The film centres first on the great Columbia glacier of Western Alaska. In one year from 2007 to 2008 it retreated a full kilometre. Over the past 30 years it has lost 16 kilometres of its length. Scientists on the spot investigate the way in which surface meltwater pours into cracks in the ice in a fracturing process which hastens the calving at the glacier’s face. Reflection follows on the retreat of mountain glaciers everywhere and the consensus that within the next 50 to 100 years they will disappear completely, adding 30 centimetres to sea level rise and gravely threatening the freshwater supplies of millions of people dependent on glacier meltwater to feed their rivers.

Then it’s across to Greenland, with a brief look at Antarctic ice-sheet break-up on the way. The Greenland focus is on the summer surface meltwater as it seeks ways to move through the ice, gouging river canyons or draining suddenly through cracks and holes deep into the ice below. Balog’s team was fortunate enough to be at the site of one of the summer meltwater lakes when it rapidly disappeared, as they can do, and was able to find the moulin down which so much water had suddenly poured.  It’s an exciting moment in the film. Attention is given to Greenland’s largest outlet glacier, the Jakobshavn.  It is moving at 40 metres a day in summer, twice as fast as a decade ago. The film captures an extraordinary calving event when a portion of the glacier nearly five kilometres wide fell away within an hour.
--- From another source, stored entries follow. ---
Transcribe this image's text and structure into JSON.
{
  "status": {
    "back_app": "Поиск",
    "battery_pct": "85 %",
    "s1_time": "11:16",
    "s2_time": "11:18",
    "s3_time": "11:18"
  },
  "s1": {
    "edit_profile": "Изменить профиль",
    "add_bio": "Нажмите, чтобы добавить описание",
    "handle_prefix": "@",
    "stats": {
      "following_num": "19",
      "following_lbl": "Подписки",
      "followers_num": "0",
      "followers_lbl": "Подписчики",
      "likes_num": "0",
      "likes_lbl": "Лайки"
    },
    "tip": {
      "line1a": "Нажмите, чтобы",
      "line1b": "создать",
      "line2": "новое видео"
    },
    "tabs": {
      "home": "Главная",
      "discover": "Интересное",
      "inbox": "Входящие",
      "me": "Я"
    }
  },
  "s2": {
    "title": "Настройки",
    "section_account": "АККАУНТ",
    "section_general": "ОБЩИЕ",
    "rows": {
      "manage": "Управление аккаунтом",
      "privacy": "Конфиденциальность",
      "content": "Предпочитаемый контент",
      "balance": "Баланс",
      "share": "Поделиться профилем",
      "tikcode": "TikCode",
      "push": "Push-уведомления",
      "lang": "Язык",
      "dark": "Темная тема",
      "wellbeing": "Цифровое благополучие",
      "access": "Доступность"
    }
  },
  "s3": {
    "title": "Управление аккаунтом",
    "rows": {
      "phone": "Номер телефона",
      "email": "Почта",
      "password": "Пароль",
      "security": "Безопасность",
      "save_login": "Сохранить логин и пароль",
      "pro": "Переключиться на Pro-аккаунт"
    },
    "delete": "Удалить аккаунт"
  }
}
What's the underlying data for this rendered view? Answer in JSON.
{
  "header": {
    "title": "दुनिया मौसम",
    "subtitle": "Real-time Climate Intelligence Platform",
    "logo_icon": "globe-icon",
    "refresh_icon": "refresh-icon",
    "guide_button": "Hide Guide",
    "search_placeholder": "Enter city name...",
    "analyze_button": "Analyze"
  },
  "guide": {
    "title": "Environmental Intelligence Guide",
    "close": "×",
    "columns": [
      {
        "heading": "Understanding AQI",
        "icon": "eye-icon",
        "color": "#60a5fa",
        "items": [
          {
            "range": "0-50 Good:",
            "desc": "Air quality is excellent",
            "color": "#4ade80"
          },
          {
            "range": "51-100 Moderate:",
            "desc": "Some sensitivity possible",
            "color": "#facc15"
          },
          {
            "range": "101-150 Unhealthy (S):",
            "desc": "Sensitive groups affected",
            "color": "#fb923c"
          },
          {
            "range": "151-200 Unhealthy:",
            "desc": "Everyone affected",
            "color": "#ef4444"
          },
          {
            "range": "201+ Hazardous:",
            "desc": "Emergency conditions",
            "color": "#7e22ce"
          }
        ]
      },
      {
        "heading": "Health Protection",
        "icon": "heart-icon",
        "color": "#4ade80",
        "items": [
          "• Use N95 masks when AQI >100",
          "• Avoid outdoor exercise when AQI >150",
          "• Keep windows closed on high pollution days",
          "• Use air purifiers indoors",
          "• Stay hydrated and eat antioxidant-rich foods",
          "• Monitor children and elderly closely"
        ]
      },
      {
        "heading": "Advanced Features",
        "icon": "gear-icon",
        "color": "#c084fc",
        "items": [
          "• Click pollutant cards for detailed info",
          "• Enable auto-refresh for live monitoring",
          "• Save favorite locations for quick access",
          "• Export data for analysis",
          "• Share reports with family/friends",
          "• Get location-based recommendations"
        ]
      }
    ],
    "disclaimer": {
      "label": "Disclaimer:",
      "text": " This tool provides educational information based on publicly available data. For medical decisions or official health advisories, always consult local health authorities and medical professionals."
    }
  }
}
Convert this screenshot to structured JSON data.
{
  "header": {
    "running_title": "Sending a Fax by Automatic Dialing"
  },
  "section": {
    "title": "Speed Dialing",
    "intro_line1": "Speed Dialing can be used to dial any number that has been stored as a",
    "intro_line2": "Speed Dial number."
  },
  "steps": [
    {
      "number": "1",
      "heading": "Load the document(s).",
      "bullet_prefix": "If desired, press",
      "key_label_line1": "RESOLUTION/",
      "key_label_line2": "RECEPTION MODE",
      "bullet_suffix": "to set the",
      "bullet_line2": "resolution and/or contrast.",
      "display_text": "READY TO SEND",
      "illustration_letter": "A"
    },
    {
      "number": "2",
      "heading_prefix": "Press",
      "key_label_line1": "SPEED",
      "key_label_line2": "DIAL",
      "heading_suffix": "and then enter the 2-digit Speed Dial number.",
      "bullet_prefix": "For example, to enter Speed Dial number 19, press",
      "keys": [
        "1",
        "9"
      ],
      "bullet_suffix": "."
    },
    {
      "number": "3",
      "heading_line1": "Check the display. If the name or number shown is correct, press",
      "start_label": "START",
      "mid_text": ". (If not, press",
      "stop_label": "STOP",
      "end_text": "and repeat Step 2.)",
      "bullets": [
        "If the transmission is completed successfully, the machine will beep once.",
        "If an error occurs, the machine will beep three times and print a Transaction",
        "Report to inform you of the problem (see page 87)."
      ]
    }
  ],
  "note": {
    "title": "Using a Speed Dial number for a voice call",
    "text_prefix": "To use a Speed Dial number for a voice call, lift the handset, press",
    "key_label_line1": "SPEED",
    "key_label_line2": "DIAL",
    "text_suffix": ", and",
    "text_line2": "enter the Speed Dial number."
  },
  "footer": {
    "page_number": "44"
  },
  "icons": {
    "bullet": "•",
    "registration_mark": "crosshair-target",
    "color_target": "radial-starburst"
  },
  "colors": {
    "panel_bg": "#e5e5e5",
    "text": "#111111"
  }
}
A scientist working there posits a dynamic interaction where the ice meets the sea between the cold top layer of meltwater and the warmer sea water below which results in faster melting. 

Balog is a renowned nature photographer and knows how to capture the majesty and strange beauty of his chosen environment. Yet this one-time sceptic and the scientists with him are well aware of the potentially devastating consequences of what he is filming and there is no equivocation about that.  Seeing is believing.  One hopes some politicians might see it and understand its inescapable conclusions.